This invention relates generally to the filtering of multilevel data and more specifically to the utilization of a finite impulse response (FIR) binary filter in combination with an encoder for encoding non-return to zero (NRZ) into multilevel data. The present invention is particularly, but not exclusively, suited for use as a splatter filter which limits the frequency spectrum of the data before same is applied to modulate a signal in a communications system.
It is known to use a conventional analog filter as a splatter filter to reduce the transmitted spectrum of data. However, an analog filter causes intersymbol interference due to group delay variations, i.e., the non-linear phase response of the filter. This causes energy from one bit to be smeared to the next bit thereby reducing the ability to distinguish between bits. Although Bessel type filters provide a linear phase response, they provide insufficient high frequency attenuation.

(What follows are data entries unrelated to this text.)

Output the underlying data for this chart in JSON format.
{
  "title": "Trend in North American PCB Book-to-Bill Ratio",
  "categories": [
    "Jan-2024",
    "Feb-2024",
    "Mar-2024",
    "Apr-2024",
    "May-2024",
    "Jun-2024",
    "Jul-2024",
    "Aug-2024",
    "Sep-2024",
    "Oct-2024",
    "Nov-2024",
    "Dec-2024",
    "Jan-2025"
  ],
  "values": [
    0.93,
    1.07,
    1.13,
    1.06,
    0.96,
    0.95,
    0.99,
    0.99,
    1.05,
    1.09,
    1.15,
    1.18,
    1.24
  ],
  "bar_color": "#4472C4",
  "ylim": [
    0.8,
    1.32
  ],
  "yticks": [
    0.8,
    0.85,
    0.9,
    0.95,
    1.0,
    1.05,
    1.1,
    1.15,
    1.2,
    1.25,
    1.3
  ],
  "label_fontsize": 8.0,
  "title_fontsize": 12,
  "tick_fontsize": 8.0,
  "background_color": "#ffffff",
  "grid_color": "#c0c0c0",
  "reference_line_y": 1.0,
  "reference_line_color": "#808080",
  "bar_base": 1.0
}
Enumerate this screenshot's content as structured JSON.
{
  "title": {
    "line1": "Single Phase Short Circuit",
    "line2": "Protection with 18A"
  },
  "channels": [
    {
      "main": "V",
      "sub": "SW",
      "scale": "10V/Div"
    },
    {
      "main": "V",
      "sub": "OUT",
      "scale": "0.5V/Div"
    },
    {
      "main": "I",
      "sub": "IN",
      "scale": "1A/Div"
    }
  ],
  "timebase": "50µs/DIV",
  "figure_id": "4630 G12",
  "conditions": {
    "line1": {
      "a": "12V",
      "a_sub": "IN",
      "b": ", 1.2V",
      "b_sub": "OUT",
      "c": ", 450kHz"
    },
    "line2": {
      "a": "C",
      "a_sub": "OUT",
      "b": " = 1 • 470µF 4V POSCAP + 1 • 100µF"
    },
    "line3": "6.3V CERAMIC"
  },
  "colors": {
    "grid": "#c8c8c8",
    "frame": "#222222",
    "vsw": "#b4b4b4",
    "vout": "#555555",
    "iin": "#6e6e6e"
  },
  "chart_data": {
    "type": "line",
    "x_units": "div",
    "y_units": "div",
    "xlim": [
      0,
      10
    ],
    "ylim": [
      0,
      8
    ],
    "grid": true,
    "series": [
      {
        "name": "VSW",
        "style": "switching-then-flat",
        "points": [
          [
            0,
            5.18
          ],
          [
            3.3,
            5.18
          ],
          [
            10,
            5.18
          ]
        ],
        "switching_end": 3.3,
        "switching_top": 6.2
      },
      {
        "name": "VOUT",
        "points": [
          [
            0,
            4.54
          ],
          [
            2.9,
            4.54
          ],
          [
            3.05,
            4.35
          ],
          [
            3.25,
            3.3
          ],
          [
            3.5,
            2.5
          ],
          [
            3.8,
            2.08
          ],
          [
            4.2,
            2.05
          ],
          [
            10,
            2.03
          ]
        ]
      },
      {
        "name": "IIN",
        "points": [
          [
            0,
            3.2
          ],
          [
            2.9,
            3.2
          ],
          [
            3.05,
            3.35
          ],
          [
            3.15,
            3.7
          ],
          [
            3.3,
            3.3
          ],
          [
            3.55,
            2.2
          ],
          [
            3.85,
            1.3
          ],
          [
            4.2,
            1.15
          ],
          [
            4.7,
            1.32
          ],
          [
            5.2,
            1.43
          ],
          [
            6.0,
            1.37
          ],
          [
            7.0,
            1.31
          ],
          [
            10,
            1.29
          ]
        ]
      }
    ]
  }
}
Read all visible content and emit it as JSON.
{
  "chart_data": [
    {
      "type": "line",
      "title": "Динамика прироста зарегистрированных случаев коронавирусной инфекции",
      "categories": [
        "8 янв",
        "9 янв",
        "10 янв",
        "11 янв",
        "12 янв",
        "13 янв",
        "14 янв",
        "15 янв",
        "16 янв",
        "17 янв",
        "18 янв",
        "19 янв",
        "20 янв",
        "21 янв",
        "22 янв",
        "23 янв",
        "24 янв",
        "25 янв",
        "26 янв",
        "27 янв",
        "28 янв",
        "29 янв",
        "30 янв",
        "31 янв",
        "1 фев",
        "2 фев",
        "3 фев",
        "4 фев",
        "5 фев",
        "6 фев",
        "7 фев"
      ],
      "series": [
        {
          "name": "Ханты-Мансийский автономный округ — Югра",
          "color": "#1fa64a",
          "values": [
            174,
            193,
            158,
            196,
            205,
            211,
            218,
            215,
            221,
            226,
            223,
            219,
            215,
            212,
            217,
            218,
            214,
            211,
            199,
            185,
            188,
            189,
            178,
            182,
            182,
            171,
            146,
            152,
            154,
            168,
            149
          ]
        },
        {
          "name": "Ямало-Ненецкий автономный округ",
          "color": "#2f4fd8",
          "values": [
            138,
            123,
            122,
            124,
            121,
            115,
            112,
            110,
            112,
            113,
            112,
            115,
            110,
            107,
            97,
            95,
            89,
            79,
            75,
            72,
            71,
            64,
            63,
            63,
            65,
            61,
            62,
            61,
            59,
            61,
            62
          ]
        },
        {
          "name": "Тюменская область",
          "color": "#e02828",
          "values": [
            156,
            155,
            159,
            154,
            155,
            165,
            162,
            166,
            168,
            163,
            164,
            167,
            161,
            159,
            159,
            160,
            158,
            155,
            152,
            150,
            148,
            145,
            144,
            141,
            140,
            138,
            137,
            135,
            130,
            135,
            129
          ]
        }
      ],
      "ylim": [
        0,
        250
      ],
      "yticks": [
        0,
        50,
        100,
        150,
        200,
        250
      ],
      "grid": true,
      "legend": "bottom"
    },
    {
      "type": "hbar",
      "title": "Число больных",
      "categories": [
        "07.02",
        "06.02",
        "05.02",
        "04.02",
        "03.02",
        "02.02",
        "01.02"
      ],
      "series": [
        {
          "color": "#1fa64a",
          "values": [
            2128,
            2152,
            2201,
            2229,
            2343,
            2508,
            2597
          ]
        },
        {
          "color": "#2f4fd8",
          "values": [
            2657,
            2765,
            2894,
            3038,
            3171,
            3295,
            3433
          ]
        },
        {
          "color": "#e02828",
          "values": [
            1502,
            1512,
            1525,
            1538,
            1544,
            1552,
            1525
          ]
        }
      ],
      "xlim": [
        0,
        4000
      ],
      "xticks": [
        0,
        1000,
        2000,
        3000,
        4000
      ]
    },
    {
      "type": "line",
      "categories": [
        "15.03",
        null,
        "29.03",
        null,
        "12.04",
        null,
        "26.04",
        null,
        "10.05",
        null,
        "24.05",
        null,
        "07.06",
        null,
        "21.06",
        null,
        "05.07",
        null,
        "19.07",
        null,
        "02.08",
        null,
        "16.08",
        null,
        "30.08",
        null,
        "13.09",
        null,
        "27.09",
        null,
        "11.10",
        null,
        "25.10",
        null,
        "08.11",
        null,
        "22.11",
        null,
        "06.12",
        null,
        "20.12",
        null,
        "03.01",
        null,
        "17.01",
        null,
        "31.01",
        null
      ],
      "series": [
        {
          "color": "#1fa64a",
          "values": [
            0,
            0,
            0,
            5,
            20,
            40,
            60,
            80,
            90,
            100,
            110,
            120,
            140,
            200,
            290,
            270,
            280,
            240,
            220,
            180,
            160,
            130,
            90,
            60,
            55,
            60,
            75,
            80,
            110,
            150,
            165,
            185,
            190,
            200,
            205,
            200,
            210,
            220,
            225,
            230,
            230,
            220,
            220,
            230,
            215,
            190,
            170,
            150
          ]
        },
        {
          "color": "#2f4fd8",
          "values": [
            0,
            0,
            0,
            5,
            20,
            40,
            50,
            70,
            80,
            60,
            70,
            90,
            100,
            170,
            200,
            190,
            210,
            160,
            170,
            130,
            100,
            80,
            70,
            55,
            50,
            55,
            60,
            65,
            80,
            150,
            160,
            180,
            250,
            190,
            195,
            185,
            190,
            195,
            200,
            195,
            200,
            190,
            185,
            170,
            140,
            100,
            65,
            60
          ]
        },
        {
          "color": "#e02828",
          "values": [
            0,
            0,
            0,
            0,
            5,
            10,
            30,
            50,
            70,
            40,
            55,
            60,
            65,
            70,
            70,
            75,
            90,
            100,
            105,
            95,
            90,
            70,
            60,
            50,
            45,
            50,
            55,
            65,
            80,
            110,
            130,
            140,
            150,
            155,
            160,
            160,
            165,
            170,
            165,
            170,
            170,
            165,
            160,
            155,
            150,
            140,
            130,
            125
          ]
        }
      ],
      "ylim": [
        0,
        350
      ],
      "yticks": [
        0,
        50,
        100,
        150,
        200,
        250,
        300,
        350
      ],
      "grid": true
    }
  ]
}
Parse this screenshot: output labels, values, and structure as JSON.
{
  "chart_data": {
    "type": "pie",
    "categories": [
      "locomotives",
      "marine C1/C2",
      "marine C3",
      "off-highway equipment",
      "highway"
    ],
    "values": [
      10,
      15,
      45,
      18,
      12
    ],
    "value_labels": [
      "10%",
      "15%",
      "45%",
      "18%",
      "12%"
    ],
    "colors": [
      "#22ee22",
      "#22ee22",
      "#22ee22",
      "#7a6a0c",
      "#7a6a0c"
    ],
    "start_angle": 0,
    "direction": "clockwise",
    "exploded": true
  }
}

A digital filter having a linear phase response such as an FIR filter can be utilized to overcome the intersymbol interference associated with analog filters. A conventional FIR filter comprises a tapped delay line in which each tapped output is weighted prior to being summed together. This method is easily applied to binary NRZ data by using a shift register made of flip-flops for the delay line. However, such an FIR filter cannot be directly used to filter multilevel data since the flip-flops only have a binary output. To directly filter multilevel data having N levels, a multilevel delay line having N states would be required. The complexity associated with such a multilevel delay line makes this approach undesirable.